Most people don't think twice about how Internet search engines work. You type in a word or phrase, hit enter, and poof – a list of web pages pops up, organized by relevance.
Behind the scenes, a lot of math goes into figuring out exactly what qualifies as most relevant web page for your search. Google, for example, uses a page ranking algorithm that is rumored to be the largest numerical calculation carried out anywhere in the world. With the web constantly expanding, researchers at USC have proposed – and demonstrated the feasibility – of using quantum computers to speed up that process.
"This work is about trying to speed up the way we search on the web," said Daniel Lidar, corresponding author of a paper on the research that appeared in the journal Physical Review Letters on June 4.
As the Internet continues to grow, the time and resources needed to run the calculation – which is done daily – grow with it, Lidar said.
Lidar, who holds appointments at the USC Viterbi School of Engineering and the USC Dornsife College of Letters, Arts and Sciences, worked with colleagues Paolo Zanardi of USC Dornsife and first author Silvano Garnerone, formerly a postdoctoral researcher at USC and now of the University of Waterloo, to see whether quantum computing could be used to run the Google algorithm faster.
As opposed to traditional computer bits, which can encode distinctly either a one or a zero, quantum computers use quantum bits or "qubits," which can encode a one and a zero at the same time. This property, called superposition, some day will allow quantum computers to perform certain calculations much faster than traditional computers.
Currently, there isn't a quantum computer in the world anywhere near large enough to run Google's page ranking algorithm for the entire web.
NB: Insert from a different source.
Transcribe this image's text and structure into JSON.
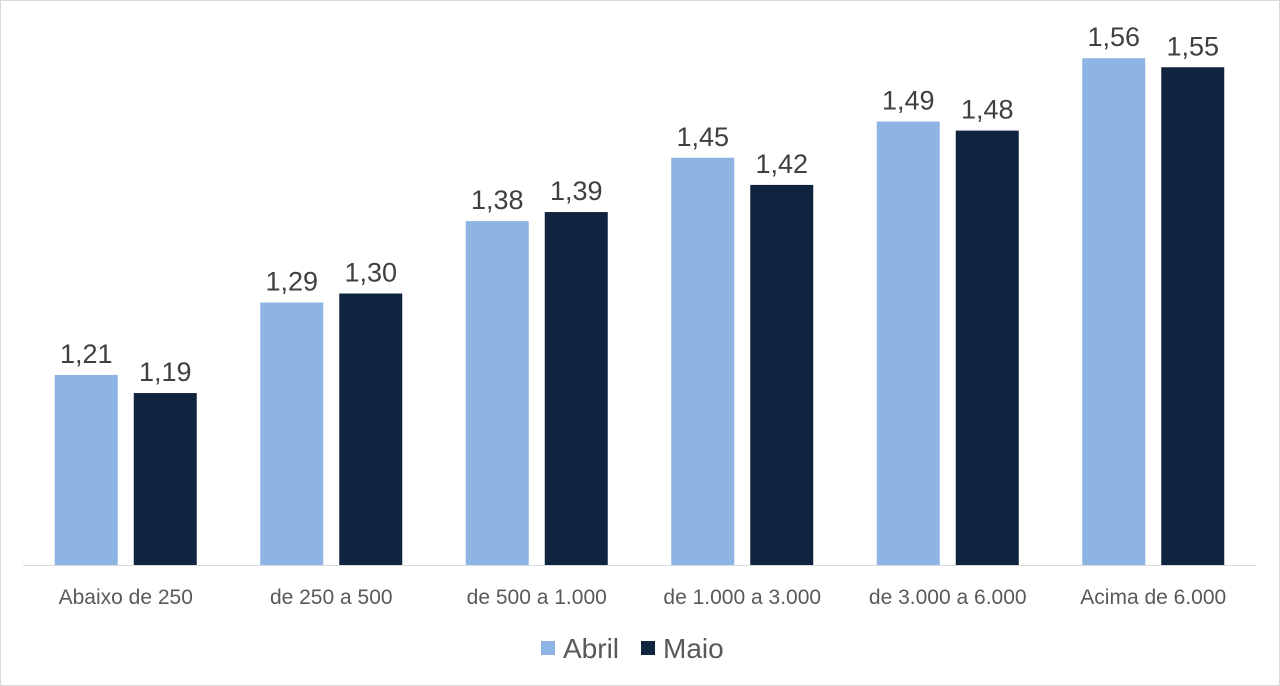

To simulate how a quantum computer might perform, the researchers generated models of the web that simulated a few thousand web pages.
The simulation showed that a quantum computer could, in principle, return the ranking of the most important pages in the web faster than traditional computers, and that this quantum speedup would improve the more pages needed to be ranked. Further, the researchers showed that to simply determine whether the web's page rankings should be updated, a quantum computer would be able to spit out a yes-or-no answer exponentially faster than a traditional computer.
This research was funded by number of sources, including the National Science Foundation, the NASA Ames Research Center, the Lockheed Martin Corporation University Research Initiative program, and a Google faculty research award to Lidar.